Pinball audio peaked in the late 80s and early 90s when games had synthesizers built in IMHO. BK2000 as mentioned above used several techniques to ensure everything is synced to the music, nothing clashes, and almost all the tracks switch between each other seamlessly (Brian Schmidt has a great writeup on the game here: https://www.gamedeveloper.com/audio/interactive-audio-in-black-knight-2000-the-importance-of-integration)

Once the audio technology in pinball became hi-fi, I think the lack of limitations caused some pinball sound designers to forget what makes for really good pinball audio.

Comparing LotR to The Hobbit for example, LotR uses the BSMT chip which was completely outdated when it released, but the music and sound is still great. It fits the pace of pinball, it all meshes together, the call outs evoke excitement, tension, or informativeness when they should.

Meanwhile The Hobbit has a great, epic film style score, but it doesn't fit pinball gameplay. Random, sparkly tones and music stings play when hitting certain targets. When you get jackpots the announcer is a bad Smaug impersonator who sounds like he's having a stroke saying "jackpot" over and over again. There's nothing to get me excited when I should be getting excited. Line you mentioned, more/better technology isn't always better.

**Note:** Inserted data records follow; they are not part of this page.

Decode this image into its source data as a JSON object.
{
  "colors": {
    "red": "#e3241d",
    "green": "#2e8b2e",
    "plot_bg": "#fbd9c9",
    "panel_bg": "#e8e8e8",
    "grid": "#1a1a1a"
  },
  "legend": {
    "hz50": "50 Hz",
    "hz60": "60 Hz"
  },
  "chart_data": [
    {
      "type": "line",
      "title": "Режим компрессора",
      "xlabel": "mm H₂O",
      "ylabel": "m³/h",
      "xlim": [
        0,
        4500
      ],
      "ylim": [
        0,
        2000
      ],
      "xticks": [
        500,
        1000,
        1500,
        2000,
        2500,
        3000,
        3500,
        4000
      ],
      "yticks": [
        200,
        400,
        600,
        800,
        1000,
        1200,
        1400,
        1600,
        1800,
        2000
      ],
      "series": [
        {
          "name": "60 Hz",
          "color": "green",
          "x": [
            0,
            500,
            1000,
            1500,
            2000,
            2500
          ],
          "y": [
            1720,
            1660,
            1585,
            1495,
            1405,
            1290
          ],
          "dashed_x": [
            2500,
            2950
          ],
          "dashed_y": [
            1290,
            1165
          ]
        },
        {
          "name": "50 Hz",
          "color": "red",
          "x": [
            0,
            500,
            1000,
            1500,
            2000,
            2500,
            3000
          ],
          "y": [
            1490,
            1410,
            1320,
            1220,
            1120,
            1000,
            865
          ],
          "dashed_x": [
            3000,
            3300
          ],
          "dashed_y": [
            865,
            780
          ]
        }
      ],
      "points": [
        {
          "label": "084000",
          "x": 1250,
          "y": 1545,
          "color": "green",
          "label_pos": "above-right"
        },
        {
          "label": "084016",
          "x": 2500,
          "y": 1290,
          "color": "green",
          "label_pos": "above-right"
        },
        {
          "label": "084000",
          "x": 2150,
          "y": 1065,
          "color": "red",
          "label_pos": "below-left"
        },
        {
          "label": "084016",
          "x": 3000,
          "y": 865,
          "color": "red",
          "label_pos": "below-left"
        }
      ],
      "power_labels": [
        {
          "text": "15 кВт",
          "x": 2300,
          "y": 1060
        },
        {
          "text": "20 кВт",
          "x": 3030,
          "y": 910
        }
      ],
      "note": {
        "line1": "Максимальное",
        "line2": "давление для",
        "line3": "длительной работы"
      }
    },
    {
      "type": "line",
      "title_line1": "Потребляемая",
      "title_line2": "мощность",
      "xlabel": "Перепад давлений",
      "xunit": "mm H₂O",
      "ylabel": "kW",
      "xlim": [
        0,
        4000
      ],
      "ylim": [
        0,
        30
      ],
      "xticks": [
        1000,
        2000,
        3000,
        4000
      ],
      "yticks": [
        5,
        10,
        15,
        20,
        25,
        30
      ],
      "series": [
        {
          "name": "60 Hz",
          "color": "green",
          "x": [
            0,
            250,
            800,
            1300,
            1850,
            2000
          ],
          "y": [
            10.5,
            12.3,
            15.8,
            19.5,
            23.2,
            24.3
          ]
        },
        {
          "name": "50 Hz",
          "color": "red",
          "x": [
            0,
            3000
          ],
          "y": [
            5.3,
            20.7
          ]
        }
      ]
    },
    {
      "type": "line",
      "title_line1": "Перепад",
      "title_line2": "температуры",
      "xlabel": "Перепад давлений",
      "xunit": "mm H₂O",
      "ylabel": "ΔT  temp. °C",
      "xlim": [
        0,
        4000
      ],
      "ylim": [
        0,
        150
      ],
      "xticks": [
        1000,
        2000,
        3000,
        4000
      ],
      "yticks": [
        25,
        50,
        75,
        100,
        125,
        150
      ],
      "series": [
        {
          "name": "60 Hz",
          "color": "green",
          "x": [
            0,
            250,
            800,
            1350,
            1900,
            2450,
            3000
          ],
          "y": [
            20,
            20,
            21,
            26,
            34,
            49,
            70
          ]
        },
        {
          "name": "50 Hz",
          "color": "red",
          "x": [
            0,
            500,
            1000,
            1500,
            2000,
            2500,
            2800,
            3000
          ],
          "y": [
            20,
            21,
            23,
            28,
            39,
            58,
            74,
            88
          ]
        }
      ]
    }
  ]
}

I could go on and on about my favorite audio packages in pinball, but I'll end by throwing Mousin' Around out there. It has a ton of great sound design tricks all in one package. Seamless transitions between certain tracks, seamless endings when the ball drains, lights that blink in time with the music, and pay attention to the sound that plays when the MOUSE TRAP letters are collected. Those and a few others sound effects are adjusted in pitch to match the current key of the music!

#8 1 year ago
Quoted from Tuukka:

I think the first peak was when the FM sound chip was introduced - don't remember the exact year, sometime in the Williams system 11 / Gottlieb 80B era. The Yamaha synth chip, combined with great composers - Chris Granner first comes to my mind but there were others just as good.
Next peak was the WPC DCS sound in about 1993, not depending anymore of the YM chip. Composers had much more freedom for the music, not depending only of the FM synth channels or CVSD samples.
The BSMT system - meh. Did not sound very good, was it the hardware or software, or did they not have enough time to master that?

I love BSMT but I understand why some don't. Brian Schmidt designed it himself and then went on to compose lots of Data East's titles, and he generally took full advantage of it's capabilities. But because Brian was behind most of its soundtracks, if you don't like his music style, you won't like the chip in general.

I think it was pretty cutting edge for the time it came out ('91), and still had several advantages over DCS in terms of interactivity and memory when that was introduced ('93), but probably just hasn't aged as well as DCS due to relying on relatively low quality samples. In many ways the even the older YM2151 sounds better because, despite the limited FM synthesis sound palette, still produces crystal clear audio (I'm not sure what the exact tech specs are but YM2151 output is much closer to, if not higher than, 44.1 khz than the samples used to power the BSMT).

Interestingly, the BSMT originally had stereo support, but Data East eventually cut that after a few games. It's totally possible the chip's design was held back in other ways by budget, but I have no source for that, just speculating.

But yeah, most BSMT titles have some level of interactivity between the game and music which I love. And as good as a lot of the DCS era music is, a lot of that interactivity was lost with it. I was playing Baywatch at league last night and the game has the GI and lights flash with the drums in the plunger theme and in time with the multiball ready music and man, I'm just a sucker for that kind of detail haha. It's a simple trick, but effective all the same.